First let's find the conditional cdf for $Z$ given $X=x.$

$$F_{Z|X=x}=P \left[ X+Y \leq z \ | \ X=x\right]=P[Y \leq z-x]=F_Y(z-x)$$

Then the conditional pdf is found by differentiating: $$f_{Z|X=x}=f_{Z|X}(z|x)=f_Y(z-x)$$

That in turn means the joint density function is

$$f_{X,Z}(x,z) = f_{Z|X}(z|x)f_X(x)=f_Y(z-x)f_X(x)$$

Finally, we get the conditional density formula

$$ f_{X|X+Y=z}(x,z)=\frac{f_Y(z-x)f_X(x)}{f_Z(z)} \ \ \ \ \ \ [1]$$

Now let's look at the normal case.
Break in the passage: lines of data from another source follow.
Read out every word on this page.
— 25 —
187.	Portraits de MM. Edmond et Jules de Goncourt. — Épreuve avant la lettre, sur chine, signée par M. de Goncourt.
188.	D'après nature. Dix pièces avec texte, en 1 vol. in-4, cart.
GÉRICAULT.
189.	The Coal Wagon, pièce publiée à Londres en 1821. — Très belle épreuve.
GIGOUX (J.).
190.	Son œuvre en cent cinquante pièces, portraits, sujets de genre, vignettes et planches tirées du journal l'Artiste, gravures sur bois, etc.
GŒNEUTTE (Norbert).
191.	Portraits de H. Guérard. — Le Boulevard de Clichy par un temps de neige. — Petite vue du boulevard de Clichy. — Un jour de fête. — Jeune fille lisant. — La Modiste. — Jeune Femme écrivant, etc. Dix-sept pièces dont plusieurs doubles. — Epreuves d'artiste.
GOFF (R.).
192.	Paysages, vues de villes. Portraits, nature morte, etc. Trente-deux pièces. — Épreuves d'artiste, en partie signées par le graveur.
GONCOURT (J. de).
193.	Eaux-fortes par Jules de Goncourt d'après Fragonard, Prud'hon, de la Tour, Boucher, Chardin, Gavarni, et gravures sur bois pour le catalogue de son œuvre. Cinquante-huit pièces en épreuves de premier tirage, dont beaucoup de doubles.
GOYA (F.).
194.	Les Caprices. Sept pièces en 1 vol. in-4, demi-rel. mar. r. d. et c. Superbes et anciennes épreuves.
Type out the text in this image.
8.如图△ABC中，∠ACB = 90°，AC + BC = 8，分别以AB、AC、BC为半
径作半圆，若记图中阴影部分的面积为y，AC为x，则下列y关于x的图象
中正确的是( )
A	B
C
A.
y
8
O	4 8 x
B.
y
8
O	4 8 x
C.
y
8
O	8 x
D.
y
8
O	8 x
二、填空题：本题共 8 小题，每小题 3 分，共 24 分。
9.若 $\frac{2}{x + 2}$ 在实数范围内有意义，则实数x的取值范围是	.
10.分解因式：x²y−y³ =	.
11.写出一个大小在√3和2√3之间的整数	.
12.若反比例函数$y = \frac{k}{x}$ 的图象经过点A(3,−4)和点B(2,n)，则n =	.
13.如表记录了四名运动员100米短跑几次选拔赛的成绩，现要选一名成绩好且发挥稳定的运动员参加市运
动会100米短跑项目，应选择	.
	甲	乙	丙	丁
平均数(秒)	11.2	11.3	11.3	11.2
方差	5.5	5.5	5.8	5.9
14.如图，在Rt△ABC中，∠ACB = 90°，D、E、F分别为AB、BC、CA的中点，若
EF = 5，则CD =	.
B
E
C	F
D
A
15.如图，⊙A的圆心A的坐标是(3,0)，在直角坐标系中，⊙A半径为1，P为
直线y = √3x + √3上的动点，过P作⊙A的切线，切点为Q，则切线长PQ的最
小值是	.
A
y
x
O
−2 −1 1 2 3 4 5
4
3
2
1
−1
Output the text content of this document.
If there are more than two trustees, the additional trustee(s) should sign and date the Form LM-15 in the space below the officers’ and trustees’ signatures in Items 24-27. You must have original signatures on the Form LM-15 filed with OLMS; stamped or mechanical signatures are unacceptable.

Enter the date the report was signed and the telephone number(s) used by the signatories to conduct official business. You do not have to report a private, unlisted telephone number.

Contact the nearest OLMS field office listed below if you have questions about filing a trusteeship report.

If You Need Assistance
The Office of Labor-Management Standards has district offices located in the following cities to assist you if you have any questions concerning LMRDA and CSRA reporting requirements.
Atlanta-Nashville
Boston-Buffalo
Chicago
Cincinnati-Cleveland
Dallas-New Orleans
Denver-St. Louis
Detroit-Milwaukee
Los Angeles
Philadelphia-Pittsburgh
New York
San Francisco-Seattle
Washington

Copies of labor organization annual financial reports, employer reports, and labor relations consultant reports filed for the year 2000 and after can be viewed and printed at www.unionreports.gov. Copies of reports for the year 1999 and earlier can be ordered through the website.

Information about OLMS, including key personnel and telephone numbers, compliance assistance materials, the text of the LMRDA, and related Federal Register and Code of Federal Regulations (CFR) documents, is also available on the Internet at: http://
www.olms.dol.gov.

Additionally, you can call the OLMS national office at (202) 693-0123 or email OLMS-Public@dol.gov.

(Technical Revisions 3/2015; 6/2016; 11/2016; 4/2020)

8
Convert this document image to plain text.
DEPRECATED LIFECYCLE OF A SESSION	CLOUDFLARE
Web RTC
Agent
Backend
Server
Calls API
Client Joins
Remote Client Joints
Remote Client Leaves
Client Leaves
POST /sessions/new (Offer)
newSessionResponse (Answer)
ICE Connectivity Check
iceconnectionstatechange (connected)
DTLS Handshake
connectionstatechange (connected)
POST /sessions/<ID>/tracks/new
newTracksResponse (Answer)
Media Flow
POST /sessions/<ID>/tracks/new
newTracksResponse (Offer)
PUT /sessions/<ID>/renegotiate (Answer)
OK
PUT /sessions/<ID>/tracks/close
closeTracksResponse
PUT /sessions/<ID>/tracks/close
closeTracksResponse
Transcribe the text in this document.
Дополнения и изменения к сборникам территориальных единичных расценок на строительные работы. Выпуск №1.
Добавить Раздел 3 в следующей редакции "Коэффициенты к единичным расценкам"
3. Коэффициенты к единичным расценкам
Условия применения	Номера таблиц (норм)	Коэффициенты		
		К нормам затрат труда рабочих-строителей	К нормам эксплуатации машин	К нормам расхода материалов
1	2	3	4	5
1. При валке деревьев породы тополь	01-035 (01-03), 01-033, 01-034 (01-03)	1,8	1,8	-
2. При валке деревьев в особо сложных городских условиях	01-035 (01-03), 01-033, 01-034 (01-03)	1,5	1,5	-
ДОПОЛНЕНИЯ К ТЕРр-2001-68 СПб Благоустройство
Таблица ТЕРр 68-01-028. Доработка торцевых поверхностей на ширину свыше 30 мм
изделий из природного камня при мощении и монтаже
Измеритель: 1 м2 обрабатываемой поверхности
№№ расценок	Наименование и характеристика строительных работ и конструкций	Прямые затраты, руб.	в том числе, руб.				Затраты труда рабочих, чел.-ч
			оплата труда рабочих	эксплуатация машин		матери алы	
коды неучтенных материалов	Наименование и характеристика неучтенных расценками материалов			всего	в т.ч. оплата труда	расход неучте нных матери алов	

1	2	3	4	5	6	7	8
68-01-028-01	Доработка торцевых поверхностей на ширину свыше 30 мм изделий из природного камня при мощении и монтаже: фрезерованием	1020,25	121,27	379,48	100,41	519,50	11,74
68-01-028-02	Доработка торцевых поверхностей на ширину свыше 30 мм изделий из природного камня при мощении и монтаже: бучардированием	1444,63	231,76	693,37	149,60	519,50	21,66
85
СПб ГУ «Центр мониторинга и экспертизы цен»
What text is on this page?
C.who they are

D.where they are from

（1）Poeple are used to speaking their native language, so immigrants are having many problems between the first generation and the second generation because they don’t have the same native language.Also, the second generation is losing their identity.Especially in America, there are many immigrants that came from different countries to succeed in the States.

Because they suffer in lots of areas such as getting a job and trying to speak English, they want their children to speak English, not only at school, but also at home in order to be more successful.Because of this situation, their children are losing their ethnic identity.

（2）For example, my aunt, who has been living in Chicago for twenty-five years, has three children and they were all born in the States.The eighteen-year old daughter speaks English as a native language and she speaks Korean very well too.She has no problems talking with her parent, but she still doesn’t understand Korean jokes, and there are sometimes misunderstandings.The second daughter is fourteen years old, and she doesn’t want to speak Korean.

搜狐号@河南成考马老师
Let $$Z=X_1 + X_2 + \cdots + X_N$$ and $$Y = X_1 + X_2 + \cdots + X_{N-1},$$ where

$$ X_i \sim \mathcal{N} \left( \mu, \sigma^2 \right) $$ and $$ Y \sim \mathcal{N} \left( \left( N - 1 \right) \mu, \left( N-1 \right) \sigma^2 \right) $$

Now what is the pdf $f_{X_N|Z}(x,z)$?

Using $[1],$

$$f_{X|Z=z}(x,z) = \frac{ \left( \frac{1} {\sqrt{{2 \pi \left(N-1 \right)\sigma^2} } } \right) \left( e^{\frac{- \left( z-x- \left( N-1 \right) \mu \right)^2 } {2 \left( N - 1 \right) \sigma^2}} \right) \left( \frac{1}{\sqrt{2 \pi \sigma^2}} \right) \left( e^{\frac{- \left( x- \mu \right)^2}{2 \sigma^2}} \right) } {\left( \frac{1} {\sqrt{{2 \pi N \sigma^2} } } \right) \left( e^{\frac{- \left( z - N \mu \right)^2}{2 N \sigma^2}} \right)}$$

After much simplifying (probably worth going throug once, but I'm not putting the details in here at this time), this can be expressed as

$$f_{X|Z=z}(x,z) =\left( \frac{1}{\sqrt{2 \pi s^2 }} \right) \left( e^{\frac{- \left( x - \frac{z}{N} \right)^2}{2 s^2}}\right), $$

where $$s^2 = \frac{\left( N - 1 \right) \sigma^2}{N}$$

This is now recognizable as a normal pdf and we can see that $$X_i|Z \sim \mathcal{N} \left( {\frac{z}{N}}, \frac{N-1}{N} \sigma^2 \right) $$ as you found empirically.